An applicable corporation is defined in section 59(k)(1) as a corporation that meets one of two average annual AFSI tests. A corporation meets the first test if its AFSI for the three-year period ending with the given year exceeds $1 billion. The second test applies to corporations that are members of a foreign-parented multinational group and is met if the group’s average annual AFSI for the three-year period is $100 million or more.
Section 3 provides guidance on the effect of corporate transactions on AFSI and applicable corporation status, and treatment of consolidated groups.
Section 4 addresses the AFSI depreciation adjustment rules in section 56A(c)(13) and includes guidance on section 168 property, repair deductions, property placed in service before January 1, 2023, and AFSI adjustments for dispositions.
Section 5 provides a definition of AFS consolidated entries and a simplified method for determining applicable corporation status.
Section 6 addresses AFSI adjustments for tax credits in sections 48D, 6417, and 6418.
Section 7 provides that the adjustment to AFSI for partnership income in section 56A(c)(2)(D)(i) does not apply in calculating AFSI to determine applicable corporation status.

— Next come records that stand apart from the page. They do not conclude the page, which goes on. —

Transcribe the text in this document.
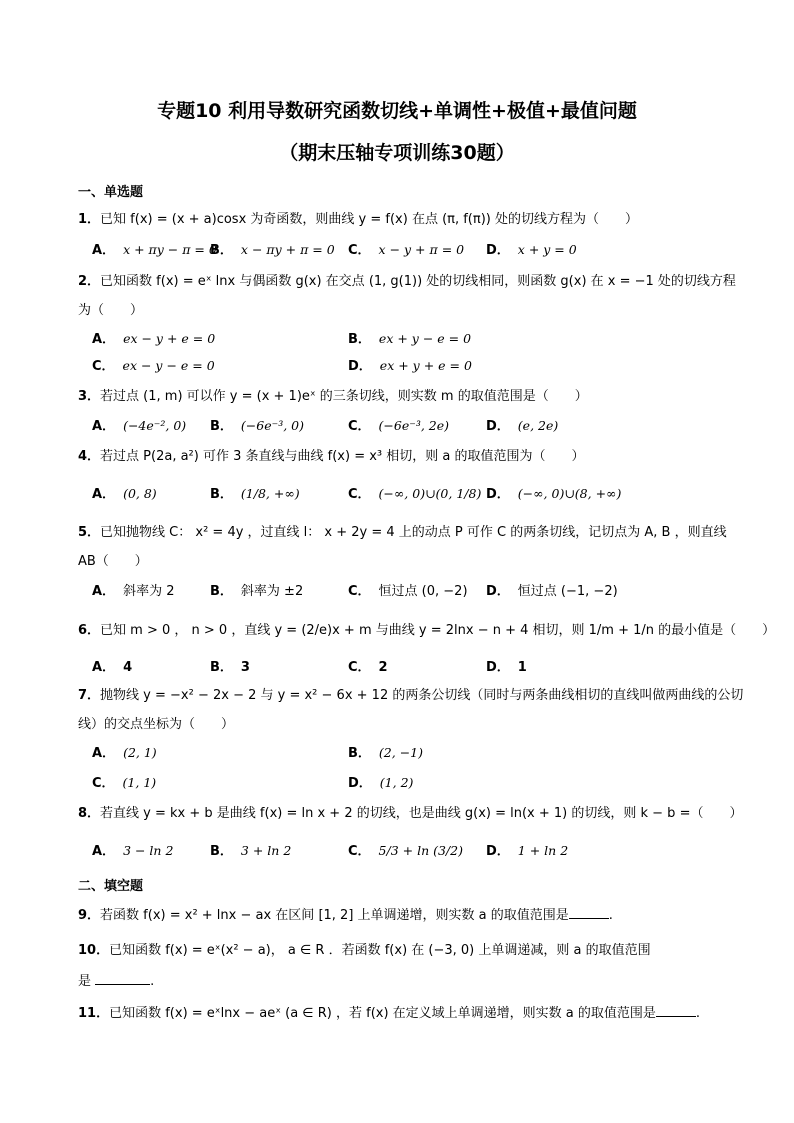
专题10 利用导数研究函数切线+单调性+极值+最值问题
（期末压轴专项训练30题）
一、单选题
1．已知 f(x) = (x + a)cosx 为奇函数，则曲线 y = f(x) 在点 (π, f(π)) 处的切线方程为（　　）
A． x + πy − π = 0
B． x − πy + π = 0 C． x − y + π = 0 D． x + y = 0
2．已知函数 f(x) = eˣ lnx 与偶函数 g(x) 在交点 (1, g(1)) 处的切线相同，则函数 g(x) 在 x = −1 处的切线方程
为（　　）
A． ex − y + e = 0	B． ex + y − e = 0
C． ex − y − e = 0	D． ex + y + e = 0
3．若过点 (1, m) 可以作 y = (x + 1)eˣ 的三条切线，则实数 m 的取值范围是（　　）
A． (−4e⁻², 0) B． (−6e⁻³, 0)	C． (−6e⁻³, 2e)	D． (e, 2e)
4．若过点 P(2a, a²) 可作 3 条直线与曲线 f(x) = x³ 相切，则 a 的取值范围为（　　）
A． (0, 8)	B． (1/8, +∞)	C． (−∞, 0)∪(0, 1/8) D． (−∞, 0)∪(8, +∞)
5．已知抛物线 C： x² = 4y ，过直线 l： x + 2y = 4 上的动点 P 可作 C 的两条切线，记切点为 A, B ，则直线
AB（　　）
A． 斜率为 2	B． 斜率为 ±2	C． 恒过点 (0, −2) D． 恒过点 (−1, −2)
6．已知 m > 0 ， n > 0 ，直线 y = (2/e)x + m 与曲线 y = 2lnx − n + 4 相切，则 1/m + 1/n 的最小值是（　　）
A． 4	B． 3	C． 2	D． 1
7．抛物线 y = −x² − 2x − 2 与 y = x² − 6x + 12 的两条公切线（同时与两条曲线相切的直线叫做两曲线的公切
线）的交点坐标为（　　）
A． (2, 1)	B． (2, −1)
C． (1, 1)	D． (1, 2)
8．若直线 y = kx + b 是曲线 f(x) = ln x + 2 的切线，也是曲线 g(x) = ln(x + 1) 的切线，则 k − b =（　　）
A． 3 − ln 2	B． 3 + ln 2	C． 5/3 + ln (3/2) D． 1 + ln 2
二、填空题
9．若函数 f(x) = x² + lnx − ax 在区间 [1, 2] 上单调递增，则实数 a 的取值范围是	.
10．已知函数 f(x) = eˣ(x² − a)， a ∈ R ．若函数 f(x) 在 (−3, 0) 上单调递减，则 a 的取值范围
是	.
11．已知函数 f(x) = eˣlnx − aeˣ (a ∈ R) ，若 f(x) 在定义域上单调递增，则实数 a 的取值范围是	.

Section 8 provides applicability dates; section 9 lists requests for comments; and section 10 provides drafting and contact information.
OCI and the Corporate AMT
Section 9.02(16) of the notice requests comments on whether OCI items included in a taxpayer’s AFS be included in AFSI. Section 9.02(18) and (19) request comments on the extent to which mark-to-market unrealized gains and losses should be included in AFSI. Hanlon advises that OCI items and unrealized gains and losses should not be included in AFSI.
Many items in OCI are unrealized and their inclusion in net income could increase earnings volatility. OCI is not included in financial accounting income nor in earnings-per-share information reported to shareholders.

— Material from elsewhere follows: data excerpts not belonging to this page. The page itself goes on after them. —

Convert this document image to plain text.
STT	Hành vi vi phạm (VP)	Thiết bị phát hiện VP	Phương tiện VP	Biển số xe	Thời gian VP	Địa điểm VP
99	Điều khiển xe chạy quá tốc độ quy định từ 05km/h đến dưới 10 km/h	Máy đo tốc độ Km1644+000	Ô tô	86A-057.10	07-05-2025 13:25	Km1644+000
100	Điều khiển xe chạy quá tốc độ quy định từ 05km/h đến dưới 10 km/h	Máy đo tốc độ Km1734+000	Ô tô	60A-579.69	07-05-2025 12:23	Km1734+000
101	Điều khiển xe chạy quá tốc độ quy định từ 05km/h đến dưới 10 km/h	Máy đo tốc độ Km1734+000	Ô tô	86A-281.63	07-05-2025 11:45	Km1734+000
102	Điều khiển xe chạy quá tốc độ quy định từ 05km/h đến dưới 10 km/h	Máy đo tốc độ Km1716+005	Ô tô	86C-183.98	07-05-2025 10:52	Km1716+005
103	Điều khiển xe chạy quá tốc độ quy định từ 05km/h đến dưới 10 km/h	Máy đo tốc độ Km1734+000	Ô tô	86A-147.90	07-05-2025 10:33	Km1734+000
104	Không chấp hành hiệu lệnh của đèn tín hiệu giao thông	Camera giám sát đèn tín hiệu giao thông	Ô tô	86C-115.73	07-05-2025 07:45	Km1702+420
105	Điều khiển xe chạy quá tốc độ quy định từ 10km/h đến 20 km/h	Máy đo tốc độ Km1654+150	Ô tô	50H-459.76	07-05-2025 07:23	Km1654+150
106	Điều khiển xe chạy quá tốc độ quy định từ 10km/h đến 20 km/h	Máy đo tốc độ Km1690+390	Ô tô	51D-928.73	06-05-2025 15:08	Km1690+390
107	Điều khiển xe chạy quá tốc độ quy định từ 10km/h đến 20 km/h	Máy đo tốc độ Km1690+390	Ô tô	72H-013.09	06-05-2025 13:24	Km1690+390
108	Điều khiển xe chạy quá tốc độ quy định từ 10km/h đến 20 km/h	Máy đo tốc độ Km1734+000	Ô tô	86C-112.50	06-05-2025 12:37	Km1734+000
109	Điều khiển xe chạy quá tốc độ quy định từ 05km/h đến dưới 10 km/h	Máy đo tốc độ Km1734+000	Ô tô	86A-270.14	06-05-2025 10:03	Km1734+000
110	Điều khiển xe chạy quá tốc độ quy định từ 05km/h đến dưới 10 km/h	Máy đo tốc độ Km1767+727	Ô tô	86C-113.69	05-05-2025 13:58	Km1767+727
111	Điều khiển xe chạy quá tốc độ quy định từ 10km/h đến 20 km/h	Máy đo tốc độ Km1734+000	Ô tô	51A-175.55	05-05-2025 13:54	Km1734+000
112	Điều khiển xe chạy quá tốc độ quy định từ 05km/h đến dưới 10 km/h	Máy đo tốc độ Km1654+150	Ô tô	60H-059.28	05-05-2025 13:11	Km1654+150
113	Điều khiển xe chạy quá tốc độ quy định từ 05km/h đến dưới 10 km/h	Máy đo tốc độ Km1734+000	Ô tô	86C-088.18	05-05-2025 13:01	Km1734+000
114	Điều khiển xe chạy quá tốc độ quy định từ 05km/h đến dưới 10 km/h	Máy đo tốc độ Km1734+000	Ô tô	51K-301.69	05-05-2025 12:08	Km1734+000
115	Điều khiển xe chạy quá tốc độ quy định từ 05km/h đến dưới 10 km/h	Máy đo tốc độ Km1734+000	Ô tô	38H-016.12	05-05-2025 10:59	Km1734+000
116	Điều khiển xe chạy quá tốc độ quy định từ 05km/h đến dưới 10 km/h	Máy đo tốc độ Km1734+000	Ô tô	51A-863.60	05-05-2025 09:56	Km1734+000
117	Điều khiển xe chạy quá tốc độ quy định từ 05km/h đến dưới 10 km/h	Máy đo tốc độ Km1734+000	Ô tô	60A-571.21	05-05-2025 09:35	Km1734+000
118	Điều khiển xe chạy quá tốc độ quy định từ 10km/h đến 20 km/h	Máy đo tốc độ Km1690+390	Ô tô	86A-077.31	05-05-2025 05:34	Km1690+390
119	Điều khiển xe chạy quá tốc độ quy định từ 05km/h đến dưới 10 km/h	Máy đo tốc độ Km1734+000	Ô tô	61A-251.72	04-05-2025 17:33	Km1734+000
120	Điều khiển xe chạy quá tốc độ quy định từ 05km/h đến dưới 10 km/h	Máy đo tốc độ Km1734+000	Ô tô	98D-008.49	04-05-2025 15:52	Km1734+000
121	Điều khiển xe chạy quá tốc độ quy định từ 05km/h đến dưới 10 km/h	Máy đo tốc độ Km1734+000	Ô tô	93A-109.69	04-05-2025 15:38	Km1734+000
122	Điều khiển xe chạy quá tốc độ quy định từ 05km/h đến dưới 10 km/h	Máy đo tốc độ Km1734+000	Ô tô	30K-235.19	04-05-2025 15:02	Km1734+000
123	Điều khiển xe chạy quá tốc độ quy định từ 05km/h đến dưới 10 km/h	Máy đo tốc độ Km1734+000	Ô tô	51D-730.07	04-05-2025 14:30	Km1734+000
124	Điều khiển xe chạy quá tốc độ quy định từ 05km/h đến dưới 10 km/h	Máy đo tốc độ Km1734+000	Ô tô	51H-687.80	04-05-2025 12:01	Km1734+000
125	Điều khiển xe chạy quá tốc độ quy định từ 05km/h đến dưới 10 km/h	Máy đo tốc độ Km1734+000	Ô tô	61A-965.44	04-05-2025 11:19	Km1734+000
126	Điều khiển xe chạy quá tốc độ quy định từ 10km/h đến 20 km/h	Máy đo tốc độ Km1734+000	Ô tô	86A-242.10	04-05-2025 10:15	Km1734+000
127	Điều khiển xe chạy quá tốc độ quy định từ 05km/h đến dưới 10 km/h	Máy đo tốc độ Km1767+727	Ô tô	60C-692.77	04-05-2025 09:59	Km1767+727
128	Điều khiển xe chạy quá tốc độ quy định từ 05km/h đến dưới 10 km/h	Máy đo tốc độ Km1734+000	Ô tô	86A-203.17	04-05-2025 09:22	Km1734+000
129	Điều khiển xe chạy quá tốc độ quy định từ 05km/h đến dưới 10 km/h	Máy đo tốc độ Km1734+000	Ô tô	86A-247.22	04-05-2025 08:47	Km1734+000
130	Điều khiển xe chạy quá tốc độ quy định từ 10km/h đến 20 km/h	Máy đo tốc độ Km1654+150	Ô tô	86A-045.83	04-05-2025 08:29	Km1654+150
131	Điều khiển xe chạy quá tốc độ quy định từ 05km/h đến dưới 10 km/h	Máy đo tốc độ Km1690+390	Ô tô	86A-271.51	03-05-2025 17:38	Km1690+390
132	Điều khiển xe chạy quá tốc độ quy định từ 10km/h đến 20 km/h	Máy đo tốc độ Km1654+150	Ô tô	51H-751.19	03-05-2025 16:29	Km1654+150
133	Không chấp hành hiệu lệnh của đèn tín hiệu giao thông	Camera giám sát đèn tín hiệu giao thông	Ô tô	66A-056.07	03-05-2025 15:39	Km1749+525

Including unrealized gains in AFSI would create liquidity problems because the taxpayer has not sold the investments. This will lessen incentives to invest and could negatively affect capital markets and the economy.
Section 9.02(17) of the notice acknowledges that, for some reinsurance contracts, there may be a mismatch between the treatment of investment assets and related liabilities in determining AFSI. Hanlon notes that items specific to the insurance industry may require adjustments to AFSI and urges caution in determining AFSI for insurers.
Benefits and the Corporate AMT
Section 56A(c)(11)(A) provides that AFSI must be adjusted to disregard income, cost, or expense that would otherwise be included on the AFS of a covered benefit plan, increased by any amount of income in connection with a covered benefit plan that is included in the corporation’s gross income, and reduced by deductions allowed under other code provisions for a covered benefit plan.
Section 56A(c)(11)(B) defines a covered benefit plan to include “any other defined benefit plan which provides post-employment benefits other than pension benefits.” Dudley recommends that this definition be clarified to cover all welfare benefit plans that are accounted for on a defined benefit basis, as opposed to a cash basis (like defined contribution plans).
Dudley notes that accounting rules for defined benefit plans can produce inappropriate phantom income or losses that do not represent funds available for use or disbursement by plan sponsors. Negative consequences of adding these items to the corporate AMT tax base include taxation on inaccessible gains of plan assets, incentives to exodus the defined benefit plan system, loss of deductions causing a disincentive to fund a plan beyond the minimum requirement, phantom income when interest rates rise and reduce plan liability, and discouragement of the use of mark-to-market accounting.